At this point, the protocol devs will start investigating a transaction or a set of transactions that led to the exploitation. Then, they will suggest measures you can implement to mitigate further attacks, including preemptively pausing the protocols that could be vulnerable. Once you have dealt with the immediate threat, you can move on to the next step.
Step 2: Identify the source of the problem & implement a solution
Once your funds are secure, it’s time to deal with the root cause of the issue. The core dev team needs to dive deep into the execution to understand the attack vector and pin down the problem.
The best-case scenario is to recover the funds, but if that’s not possible, the next best step is to propose a solution that will permanently prevent this type of attack. This discussion is crucial, so the team facilitator needs to make sure that the team weighs all the options before implementing a solution.
While your team is hard at work solving the problem, don’t forget about your community of users. You should communicate the information from the war room to your customers in a timely manner. Your reputation is also at stake, so you’ll need your best community liaison on deck.
Step 3: Manage the aftermath
The worst is behind you, but there’s a bit more work to be done. So, before calling it quits, schedule a post mortem, analyze the outcomes, and (if necessary) communicate with the attacker.
It’s important to distinguish between a public post mortem and an internal one. Public incident disclosure is the best way to communicate any issues with your community. It shows your commitment to the safety of their funds and reflects transparency. For example, the Web3 community can be forgiving if you simply own up to any mistakes.
By assessing the steps taken and results, you can see what can and should be improved for future reference.
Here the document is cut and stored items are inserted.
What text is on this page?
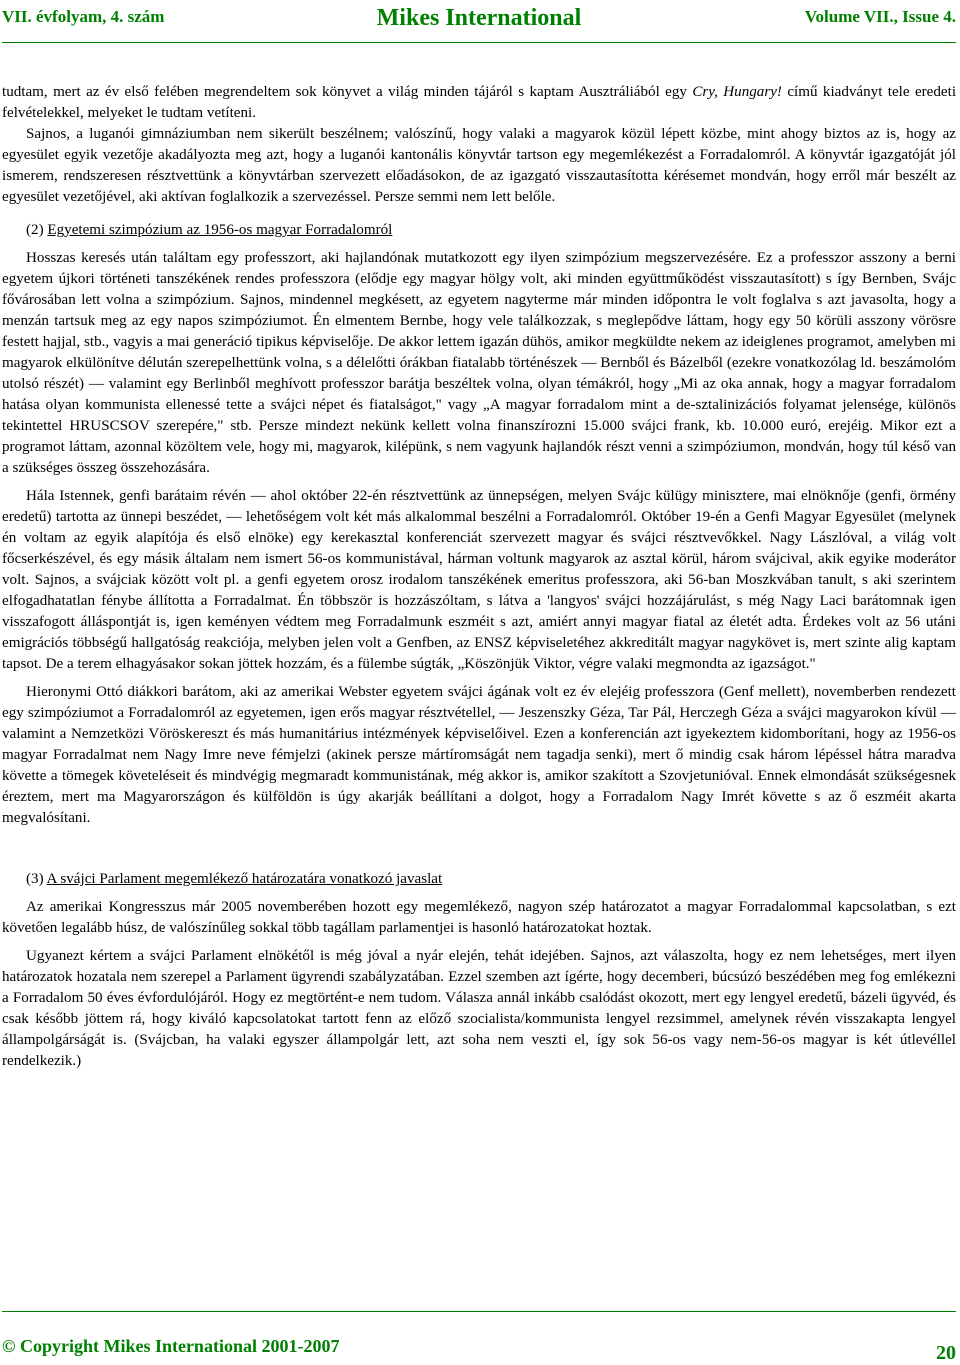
VII. évfolyam, 4. szám	Mikes International	Volume VII., Issue 4.

tudtam, mert az év első felében megrendeltem sok könyvet a világ minden tájáról s kaptam Ausztráliából egy Cry, Hungary! című kiadványt tele eredeti felvételekkel, melyeket le tudtam vetíteni.

Sajnos, a luganói gimnáziumban nem sikerült beszélnem; valószínű, hogy valaki a magyarok közül lépett közbe, mint ahogy biztos az is, hogy az egyesület egyik vezetője akadályozta meg azt, hogy a luganói kantonális könyvtár tartson egy megemlékezést a Forradalomról. A könyvtár igazgatóját jól ismerem, rendszeresen résztvettünk a könyvtárban szervezett előadásokon, de az igazgató visszautasította kérésemet mondván, hogy erről már beszélt az egyesület vezetőjével, aki aktívan foglalkozik a szervezéssel. Persze semmi nem lett belőle.

(2) Egyetemi szimpózium az 1956-os magyar Forradalomról

Hosszas keresés után találtam egy professzort, aki hajlandónak mutatkozott egy ilyen szimpózium megszervezésére. Ez a professzor asszony a berni egyetem újkori történeti tanszékének rendes professzora (elődje egy magyar hölgy volt, aki minden együttműködést visszautasított) s így Bernben, Svájc fővárosában lett volna a szimpózium. Sajnos, mindennel megkésett, az egyetem nagyterme már minden időpontra le volt foglalva s azt javasolta, hogy a menzán tartsuk meg az egy napos szimpóziumot. Én elmentem Bernbe, hogy vele találkozzak, s meglepődve láttam, hogy egy 50 körüli asszony vörösre festett hajjal, stb., vagyis a mai generáció tipikus képviselője. De akkor lettem igazán dühös, amikor megküldte nekem az ideiglenes programot, amelyben mi magyarok elkülönítve délután szerepelhettünk volna, s a délelőtti órákban fiatalabb történészek — Bernből és Bázelből (ezekre vonatkozólag ld. beszámolóm utolsó részét) — valamint egy Berlinből meghívott professzor barátja beszéltek volna, olyan témákról, hogy „Mi az oka annak, hogy a magyar forradalom hatása olyan kommunista ellenessé tette a svájci népet és fiatalságot," vagy „A magyar forradalom mint a de-sztalinizációs folyamat jelensége, különös tekintettel HRUSCSOV szerepére," stb. Persze mindezt nekünk kellett volna finanszírozni 15.000 svájci frank, kb. 10.000 euró, erejéig. Mikor ezt a programot láttam, azonnal közöltem vele, hogy mi, magyarok, kilépünk, s nem vagyunk hajlandók részt venni a szimpóziumon, mondván, hogy túl késő van a szükséges összeg összehozására.

Hála Istennek, genfi barátaim révén — ahol október 22-én résztvettünk az ünnepségen, melyen Svájc külügy minisztere, mai elnöknője (genfi, örmény eredetű) tartotta az ünnepi beszédet, — lehetőségem volt két más alkalommal beszélni a Forradalomról. Október 19-én a Genfi Magyar Egyesület (melynek én voltam az egyik alapítója és első elnöke) egy kerekasztal konferenciát szervezett magyar és svájci résztvevőkkel. Nagy Lászlóval, a világ volt főcserkészével, és egy másik általam nem ismert 56-os kommunistával, hárman voltunk magyarok az asztal körül, három svájcival, akik egyike moderátor volt. Sajnos, a svájciak között volt pl. a genfi egyetem orosz irodalom tanszékének emeritus professzora, aki 56-ban Moszkvában tanult, s aki szerintem elfogadhatatlan fénybe állította a Forradalmat. Én többször is hozzászóltam, s látva a 'langyos' svájci hozzájárulást, s még Nagy Laci barátomnak igen visszafogott álláspontját is, igen keményen védtem meg Forradalmunk eszméit s azt, amiért annyi magyar fiatal az életét adta. Érdekes volt az 56 utáni emigrációs többségű hallgatóság reakciója, melyben jelen volt a Genfben, az ENSZ képviseletéhez akkreditált magyar nagykövet is, mert szinte alig kaptam tapsot. De a terem elhagyásakor sokan jöttek hozzám, és a fülembe súgták, „Köszönjük Viktor, végre valaki megmondta az igazságot."

Hieronymi Ottó diákkori barátom, aki az amerikai Webster egyetem svájci ágának volt ez év elejéig professzora (Genf mellett), novemberben rendezett egy szimpóziumot a Forradalomról az egyetemen, igen erős magyar résztvétellel, — Jeszenszky Géza, Tar Pál, Herczegh Géza a svájci magyarokon kívül — valamint a Nemzetközi Vöröskereszt és más humanitárius intézmények képviselőivel. Ezen a konferencián azt igyekeztem kidomborítani, hogy az 1956-os magyar Forradalmat nem Nagy Imre neve fémjelzi (akinek persze mártíromságát nem tagadja senki), mert ő mindig csak három lépéssel hátra maradva követte a tömegek követeléseit és mindvégig megmaradt kommunistának, még akkor is, amikor szakított a Szovjetunióval. Ennek elmondását szükségesnek éreztem, mert ma Magyarországon és külföldön is úgy akarják beállítani a dolgot, hogy a Forradalom Nagy Imrét követte s az ő eszméit akarta megvalósítani.

(3) A svájci Parlament megemlékező határozatára vonatkozó javaslat

Az amerikai Kongresszus már 2005 novemberében hozott egy megemlékező, nagyon szép határozatot a magyar Forradalommal kapcsolatban, s ezt követően legalább húsz, de valószínűleg sokkal több tagállam parlamentjei is hasonló határozatokat hoztak.

Ugyanezt kértem a svájci Parlament elnökétől is még jóval a nyár elején, tehát idejében. Sajnos, azt válaszolta, hogy ez nem lehetséges, mert ilyen határozatok hozatala nem szerepel a Parlament ügyrendi szabályzatában. Ezzel szemben azt ígérte, hogy decemberi, búcsúzó beszédében meg fog emlékezni a Forradalom 50 éves évfordulójáról. Hogy ez megtörtént-e nem tudom. Válasza annál inkább csalódást okozott, mert egy lengyel eredetű, bázeli ügyvéd, és csak később jöttem rá, hogy kiváló kapcsolatokat tartott fenn az előző szocialista/kommunista lengyel rezsimmel, amelynek révén visszakapta lengyel állampolgárságát is. (Svájcban, ha valaki egyszer állampolgár lett, azt soha nem veszti el, így sok 56-os vagy nem-56-os magyar is két útlevéllel rendelkezik.)

© Copyright Mikes International 2001-2007	20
Highlight what went well and what didn’t and formalize these conclusions so this can be a learning experience for the entire team.
If you didn’t manage to recover the funds, you’d most likely try to contact the attacker to make a deal. However, if that doesn’t work, it’s advised to contact authorities and work with them to find and recover the lost funds.
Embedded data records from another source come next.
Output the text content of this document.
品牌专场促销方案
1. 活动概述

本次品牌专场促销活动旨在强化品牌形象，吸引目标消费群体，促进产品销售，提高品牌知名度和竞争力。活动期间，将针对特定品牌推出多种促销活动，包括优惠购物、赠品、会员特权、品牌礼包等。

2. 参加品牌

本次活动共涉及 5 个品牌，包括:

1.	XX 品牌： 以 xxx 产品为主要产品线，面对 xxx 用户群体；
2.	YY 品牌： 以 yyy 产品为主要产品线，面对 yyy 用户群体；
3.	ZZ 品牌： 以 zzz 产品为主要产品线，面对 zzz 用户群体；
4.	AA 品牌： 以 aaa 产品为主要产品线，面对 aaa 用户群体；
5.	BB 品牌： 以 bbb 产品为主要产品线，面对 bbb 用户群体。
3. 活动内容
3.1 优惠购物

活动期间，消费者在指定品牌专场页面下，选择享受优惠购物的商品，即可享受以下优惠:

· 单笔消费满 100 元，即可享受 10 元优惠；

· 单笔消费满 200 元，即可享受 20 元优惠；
The emergency checklist by Yearn Finance
To make sure you don’t overlook an important step, it’s best to have a checklist on your hand. This one from Yearn is an excellent example, outlining a list of crucial steps:
- Create a war room with audio
- Assign key roles to war room members
- Add a Strategist or some other Expert (or their backup) to the war room
- Clear related multi-sig queues
- Disable deposits and/or withdrawals as needed in the web UI
- If share price has been artifically lowered, then call
- Confirm and identify the issue
- Take immediate corrective/preventative actions to prevent (further) loss of funds
- Communicate the current situation internally and externally (as appropriate)
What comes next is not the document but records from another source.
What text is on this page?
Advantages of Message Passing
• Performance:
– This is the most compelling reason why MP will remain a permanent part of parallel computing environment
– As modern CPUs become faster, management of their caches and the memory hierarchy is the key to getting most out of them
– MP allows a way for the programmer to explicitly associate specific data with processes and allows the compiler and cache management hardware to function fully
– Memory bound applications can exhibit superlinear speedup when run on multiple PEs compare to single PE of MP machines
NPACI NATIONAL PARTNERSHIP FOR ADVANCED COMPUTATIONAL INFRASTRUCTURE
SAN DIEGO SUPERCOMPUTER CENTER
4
- Determine the root cause
- Propose workable solutions
- Implement and validate solutions
- Prioritize solutions
- Reach an agreement in your team on the best solution
- Execute the solution
- Confirm the incident has been resolved
- Assign ownership of the security disclosure report
- Disband the war room
- Conduct an immediate debrief
- Schedule a post mortem
Handling Web3 emergencies with the right support
The Yearn Finance case study can be a great starting point for establishing a structured and strong procedure for Web3 war room situations. However, in addition to assembling a team of experts and creating a checklist for them to follow, you also need to provide them with advanced tooling for troubleshooting potential issues. This can further facilitate the entire process and help you find a solution quickly before a situation gets out of hand.